Entre os convidados para o Ciclo Grandes Intérpretes está um amplo contingente vindo da Venezuela, como a Orquestra Juvenil de Caracas sob a batuta de Dietrich Paredes, o clarinetista Pacho Flores ou o Coral Nacional Juvenil Simón Bolívar. Também a Chamber Orchestra of Europe dirigida por Leonidas Kavakos, o barítono Matthias Goerne, a Gustav Mahler Jugendorchester sob a direção de David Afkham ou a meio-soprano Joyce DiDonato serão ouvidos . Pianistas, esses, não faltam, e basta apenas referir alguns: Nelson Freire, Alexei Volodin, Sequeira Costa, Christian Zacharias, Benjamin Grosvenor, Grigory Sokolov, Nikolai Lugansky ou Yefim Bronfman. 

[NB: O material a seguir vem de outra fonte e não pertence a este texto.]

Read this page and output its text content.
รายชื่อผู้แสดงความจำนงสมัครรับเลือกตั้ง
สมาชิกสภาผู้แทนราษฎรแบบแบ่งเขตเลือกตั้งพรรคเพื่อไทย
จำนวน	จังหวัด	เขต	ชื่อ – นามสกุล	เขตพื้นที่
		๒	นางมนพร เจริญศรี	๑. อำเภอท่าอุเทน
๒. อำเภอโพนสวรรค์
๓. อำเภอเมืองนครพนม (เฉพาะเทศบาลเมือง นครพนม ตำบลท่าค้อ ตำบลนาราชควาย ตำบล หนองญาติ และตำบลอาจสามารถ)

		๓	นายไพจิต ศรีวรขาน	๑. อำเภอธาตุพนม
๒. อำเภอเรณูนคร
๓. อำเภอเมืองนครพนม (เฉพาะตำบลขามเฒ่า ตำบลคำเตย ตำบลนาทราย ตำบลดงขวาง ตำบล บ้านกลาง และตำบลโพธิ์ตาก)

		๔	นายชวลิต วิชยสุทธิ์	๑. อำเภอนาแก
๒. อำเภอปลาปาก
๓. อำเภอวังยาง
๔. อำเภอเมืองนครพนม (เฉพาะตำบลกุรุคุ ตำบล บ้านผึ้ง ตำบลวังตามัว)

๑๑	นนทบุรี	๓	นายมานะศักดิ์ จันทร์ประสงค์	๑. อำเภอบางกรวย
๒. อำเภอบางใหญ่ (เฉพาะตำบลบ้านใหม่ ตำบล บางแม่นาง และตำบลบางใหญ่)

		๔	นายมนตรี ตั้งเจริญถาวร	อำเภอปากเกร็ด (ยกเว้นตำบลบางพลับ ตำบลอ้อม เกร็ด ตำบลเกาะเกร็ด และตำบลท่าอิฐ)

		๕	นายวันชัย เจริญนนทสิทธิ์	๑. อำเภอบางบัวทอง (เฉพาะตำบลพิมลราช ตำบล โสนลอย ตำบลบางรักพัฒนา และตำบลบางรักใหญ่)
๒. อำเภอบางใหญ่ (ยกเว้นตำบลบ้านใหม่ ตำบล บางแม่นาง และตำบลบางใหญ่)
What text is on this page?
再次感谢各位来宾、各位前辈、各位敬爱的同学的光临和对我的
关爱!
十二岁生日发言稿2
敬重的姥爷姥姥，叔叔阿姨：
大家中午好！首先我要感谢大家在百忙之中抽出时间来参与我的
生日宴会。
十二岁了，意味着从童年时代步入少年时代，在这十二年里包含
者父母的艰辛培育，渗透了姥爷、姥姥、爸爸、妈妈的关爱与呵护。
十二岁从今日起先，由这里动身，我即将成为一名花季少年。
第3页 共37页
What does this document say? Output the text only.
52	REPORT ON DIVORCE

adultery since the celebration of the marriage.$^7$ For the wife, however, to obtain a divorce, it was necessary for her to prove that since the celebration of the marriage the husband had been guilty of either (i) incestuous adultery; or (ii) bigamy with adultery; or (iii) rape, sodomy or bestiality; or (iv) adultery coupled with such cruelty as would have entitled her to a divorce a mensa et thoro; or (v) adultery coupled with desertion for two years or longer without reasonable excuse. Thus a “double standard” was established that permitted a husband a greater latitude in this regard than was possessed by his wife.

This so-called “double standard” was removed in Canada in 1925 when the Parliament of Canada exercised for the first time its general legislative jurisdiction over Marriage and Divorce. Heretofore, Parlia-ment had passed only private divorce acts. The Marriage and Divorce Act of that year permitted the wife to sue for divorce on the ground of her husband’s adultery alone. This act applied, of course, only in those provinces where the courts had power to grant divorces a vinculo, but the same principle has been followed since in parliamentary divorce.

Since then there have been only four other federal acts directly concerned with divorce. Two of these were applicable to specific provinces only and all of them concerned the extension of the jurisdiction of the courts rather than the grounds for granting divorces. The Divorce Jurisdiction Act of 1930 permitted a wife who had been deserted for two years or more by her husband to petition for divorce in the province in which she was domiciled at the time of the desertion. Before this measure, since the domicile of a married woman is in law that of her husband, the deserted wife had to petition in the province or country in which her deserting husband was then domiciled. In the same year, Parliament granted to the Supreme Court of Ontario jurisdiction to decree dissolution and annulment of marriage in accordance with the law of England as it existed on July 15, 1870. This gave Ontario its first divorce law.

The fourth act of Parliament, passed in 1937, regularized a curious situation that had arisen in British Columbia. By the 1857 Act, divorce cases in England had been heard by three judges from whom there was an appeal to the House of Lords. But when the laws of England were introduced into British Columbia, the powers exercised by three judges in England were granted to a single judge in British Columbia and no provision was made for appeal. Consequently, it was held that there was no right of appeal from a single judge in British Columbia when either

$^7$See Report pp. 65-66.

Rodrigo Leão, ópera e festivais
Um dos momentos altos da temporada será certamente o concerto de Rodrigo Leão com o Coro e a Orquestra Gulbenkian (a 20 de novembro), num encontro em que se tocam temas compostos pelo primeiro - cantados por Selma Uamusse e dirigidos por Paulo Lourenço - que irá ser registado em disco durante o verão. Por sua vez, no campo da voz, dá-se continuidade às transmissões em direto e HD do Metropolitan Opera de Nova Yorque, que este ano conta com títulos como "Il Trovatore" e "Otello" de Verdi, "Tannhäuser" de Wagner, "Lulu" de Alban Berg ou "Turandot" de Puccini. 

Como já é habitual, o Festival Jovens Músicos (de 30 de setembro a 2 de outubro) apresenta os seus premiados o Festival Cantabile (de 23 a 26 de setembro) privilegia a música de câmara. Haverá também concertos aos domingos, às 11h e às 16h. E a parceria com o Teatro Maria Matos será responsável pela apresentação das peças de teatro musical "Be With Me Now", encenado por Julien Fisera, e "L'Autre Hiver", 'ópera fantasmagórica' de Dominique Pauwels e Norman Chaurette.  

A 14 e 15 de novembro regressa a iniciativa "Concertos Participativos", em que o público é convocado a juntar-se ao Coro Gulbenkian na interpretação do "Messias" de Händel.